14Ces liquidités ont été investies en partie sur les marchés financiers de la région, boursiers notamment (l’Arabie Saoudite est ainsi devenue en 2005 le premier marché émergent en terme de capitalisation boursière) et immobiliers, ce qui pose aujourd’hui le risque d’une surévaluation du prix de certains actifs. Par ailleurs, des fonds de stabilisation ont été créés par les autorités de certains pays exportateurs (Mexique, Russie, Algérie) pour se protéger des trop fortes variations des recettes pétrolières qui viennent perturber les économies. D’autres pays en ont profité pour rembourser leur dette : la dette extérieure de la Russie est passée de 67 à 36 % du PIB entre 2000 et 2004, et en mai dernier, le pays annonçait sa volonté de rembourser 15 milliards de dollars supplémentaires aux créanciers du Club de Paris. Enfin, au vu des montants en jeu, une partie de ces liquidités est recyclée via les banques, fonds de pensions et marché des euro-obligations, et contribue donc au maintien du bas niveau des taux d’intérêt.
15Nos prévisions de prix du pétrole à 60 dollars le baril en 2006 reposent sur l’idée que les fondamentaux devraient s’améliorer avec l’ajustement progressif de la production et des capacités de production à la demande, mais que cette amélioration aura peu d’incidence sur les prix, les opérateurs maintenant une prime de risque élevée pour se couvrir d’éventuels imprévus.
16Néanmoins, dans l’hypothèse où la demande de pétrole réagissait plus nettement à la hausse des prix, l’équilibre du marché pétrolier pourrait faire basculer les prix à des niveaux plus bas. L’envolée des prix du pétrole de juin à septembre 2005 pourrait être de nature à modifier les comportements des utilisateurs de produits pétroliers. Ainsi, le président de l’AIE se demandait récemment si le ralentissement de la demande de produits pétroliers aux États-Unis observé en août dernier reflétait un changement de comportement des utilisateurs américains face à un prix jugé trop élevé, ou bien plus simplement les problèmes d’approvisionnement consécutifs aux ravages de l’ouragan Katrina sur les réseaux de distribution.

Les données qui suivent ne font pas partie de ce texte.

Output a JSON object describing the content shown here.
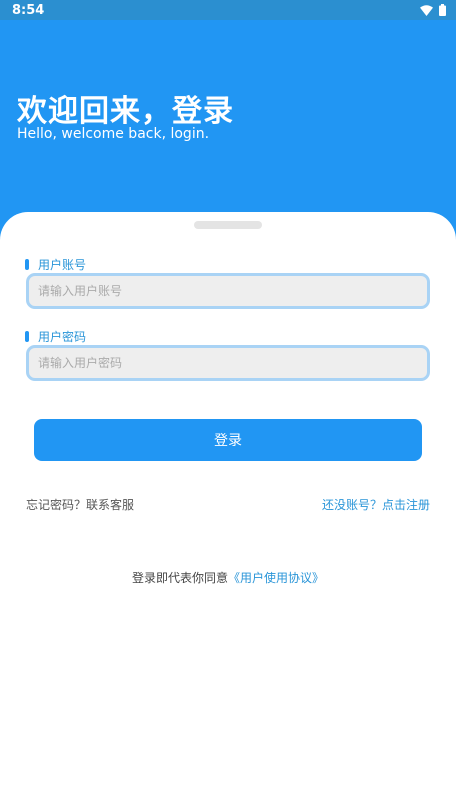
{
  "status_bar": {
    "time": "8:54",
    "icons": [
      "wifi-icon",
      "battery-icon"
    ]
  },
  "header": {
    "title": "欢迎回来，登录",
    "subtitle": "Hello, welcome back, login."
  },
  "form": {
    "username": {
      "label": "用户账号",
      "placeholder": "请输入用户账号",
      "value": ""
    },
    "password": {
      "label": "用户密码",
      "placeholder": "请输入用户密码",
      "value": ""
    },
    "login_label": "登录"
  },
  "links": {
    "forgot": "忘记密码？联系客服",
    "register": "还没账号？点击注册"
  },
  "agreement": {
    "prefix": "登录即代表你同意",
    "link": "《用户使用协议》"
  },
  "colors": {
    "primary": "#2196f3",
    "status_bar": "#2b8fd0",
    "link": "#2a95d8",
    "input_border": "#a9d3f5",
    "input_bg": "#eeeeee"
  }
}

En Asie, également, l’élimination progressive des subventions pourrait finir par peser sur la demande. Mais pour l’heure, il est trop tôt pour en juger. L’élasticité de court terme de la demande par rapport aux prix est nulle (– 0,005 sur la période 1990-2000) et même si la sensibilité sur la période plus récente est plus élevée, elle reste autour de – 0,015. Peut-être la hausse récente des prix du pétrole pourrait-elle encore amplifier cette sensibilité et induire un ralentissement plus fort de la demande.
17Dans ce cas, un retournement du prix du pétrole à 45 dollars le baril en 2006 offrirait alors un soutien inespéré aux économies importatrices (tableau 4). Au vu des élasticités (ou semi-élasticités) moyennes estimées sur la période récente entre l’évolution du prix du pétrole et l’inflation aux États-Unis et dans la zone euro, la baisse du prix du pétrole réduirait l’inflation de 0,4 point aux États-Unis et 0,3 point dans la zone euro (0,8 point sur la base de la semi-élasticité pour chacune des deux zones).
4 - Impact sur le PIB d’une baisse à 45 dollars (- 15 dollars) du prix du Brent

18Au total, elle permettrait un regain de croissance compris entre 0,2 et 0,4 point de PIB aux États-Unis la première année, et entre 0,2 et 0,7 point dans la zone euro selon respectivement les variantes de l’AIE et de l’OCDE (0,4 point selon l’OFCE). Mais c’est surtout l’Asie qui bénéficierait de cette baisse.
[ *] Cette partie a été rédigée par Christine Rifflart.
[ 1] L’écart de variation entre les deux pays, et plus largement entre la zone euro et les États-Unis reflète la différence de taxation, notamment la TIPP.